If a failure notification is received, the payment will be automatically reversed. As a result, a payment cannot be considered complete until there is no receipt of failure notification on day 4.

Why a Direct Debit may not be taken on the due date

It’s important to be aware that funds are not collected on non-working days or weekends in order for you to be able to optimise your collection timings.

Bacs provide a list of working days for the Direct Debit system in their annual Bacs processing calendar. Submissions to the banks cannot be made on non-working days, and the banks themselves will not process any Bacs messages on non-working days.

This means that Direct Debit payments are not made on weekends or bank holidays. If a payment date falls on a Saturday or Sunday, it will be processed on the next working day. You can find out more about Bacs payments made on Fridays here.

While the banks may not work on non-working days, it is possible to receive messages they previously sent you. For example, payment failure reports distributed overnight on a Friday are available to download on a Saturday morning.
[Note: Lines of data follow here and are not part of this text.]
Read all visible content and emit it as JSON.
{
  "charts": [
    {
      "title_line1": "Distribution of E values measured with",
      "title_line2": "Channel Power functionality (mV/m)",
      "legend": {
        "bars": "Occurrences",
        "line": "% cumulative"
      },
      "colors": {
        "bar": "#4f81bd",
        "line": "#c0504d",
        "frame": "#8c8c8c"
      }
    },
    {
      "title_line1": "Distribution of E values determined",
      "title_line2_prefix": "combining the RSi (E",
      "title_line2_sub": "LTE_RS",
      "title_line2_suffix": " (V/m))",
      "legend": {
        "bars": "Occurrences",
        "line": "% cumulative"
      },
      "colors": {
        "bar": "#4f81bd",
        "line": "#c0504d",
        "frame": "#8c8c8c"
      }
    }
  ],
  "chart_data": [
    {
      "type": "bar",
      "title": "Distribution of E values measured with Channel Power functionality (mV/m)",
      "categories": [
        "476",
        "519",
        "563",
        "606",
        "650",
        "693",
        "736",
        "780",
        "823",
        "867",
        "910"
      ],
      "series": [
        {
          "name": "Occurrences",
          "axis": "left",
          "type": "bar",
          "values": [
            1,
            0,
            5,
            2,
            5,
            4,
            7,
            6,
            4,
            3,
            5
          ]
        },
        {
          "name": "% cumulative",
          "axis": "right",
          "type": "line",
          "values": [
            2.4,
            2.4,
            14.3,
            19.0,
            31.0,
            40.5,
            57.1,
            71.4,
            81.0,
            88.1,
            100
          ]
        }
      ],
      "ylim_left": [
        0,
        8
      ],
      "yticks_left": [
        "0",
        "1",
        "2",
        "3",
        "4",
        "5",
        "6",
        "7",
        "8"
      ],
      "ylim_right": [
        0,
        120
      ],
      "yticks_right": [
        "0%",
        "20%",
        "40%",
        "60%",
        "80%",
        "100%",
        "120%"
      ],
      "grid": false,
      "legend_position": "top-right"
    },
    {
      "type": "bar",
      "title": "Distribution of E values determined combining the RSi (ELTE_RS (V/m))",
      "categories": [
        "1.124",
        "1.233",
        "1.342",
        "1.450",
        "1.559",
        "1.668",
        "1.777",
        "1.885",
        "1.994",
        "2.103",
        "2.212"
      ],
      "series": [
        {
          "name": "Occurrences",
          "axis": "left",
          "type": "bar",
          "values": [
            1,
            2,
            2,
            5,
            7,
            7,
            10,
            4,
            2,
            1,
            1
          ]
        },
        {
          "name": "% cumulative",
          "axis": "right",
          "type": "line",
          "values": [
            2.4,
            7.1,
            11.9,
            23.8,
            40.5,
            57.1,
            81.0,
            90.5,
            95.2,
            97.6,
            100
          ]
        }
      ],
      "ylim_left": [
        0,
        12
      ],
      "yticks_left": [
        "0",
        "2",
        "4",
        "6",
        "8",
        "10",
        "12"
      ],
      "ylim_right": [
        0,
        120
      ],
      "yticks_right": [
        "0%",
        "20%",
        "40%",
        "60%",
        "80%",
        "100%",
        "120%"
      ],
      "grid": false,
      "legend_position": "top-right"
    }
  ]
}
Important timing considerations in the context of GymOS

In alignment with the Direct Debit rules, GoCardless will send your members an “advisement of a forthcoming charge” email 3-4 days prior to the charge being submitted to the bank. This forms part of the charge cycle, and sits on top of the processings timings outlined above which are once the request has been submitted to the bank.

GymOS will submit a charge request to GoCardless 3 days before the target charge date to try to keep the timings roughly in line with expectations. However, please note that timings are affected by holidays and weekends, as mentioned earlier.

If your member is due to pay their membership dues on the 25th, GymOS will send the payment request to GoCardless on the 22nd. This is the point at which the member will get their invoice, and the date on which the invoice will be dated. However, the payment request will not be submitted to their bank until on/after the 25th, and the charge to their account will not be made until on/after the 27th.

The timing cycle of Direct Debits is the same for any company, regardless of size. This is why your energy bills use phrasing similar to “your payment will be taken by Direct Debit on or shortly after x”.

Handling Direct Debit payment failures in GymOS

As mentioned above, if a Direct Debit fails at the point of request due to the mandate being cancelled, this will be immediately displayed in the corresponding dashboard widget.

If the payment fails later in the cycle, you will receive a “payment failure” email from GoCardless. You can set up a Payment Failure trigger within GymOS to take steps when GymOS receives the non-payment alert.

Note: Direct Debit payment failures still incur a transaction cost, so you may wish to pass this on to your members.

Payouts

GoCardless offer payouts on either a daily (weekday) basis or weekly. The default is weekly. The payout schedule can be changed in your GoCardless dashboard.

Refunds

The Direct Debit process does not provide a method for refunding transactions. If you need to refund a member, please do so via direct bank transfer between you and the customer. Neither GymOS nor GoCardless is involved in that process.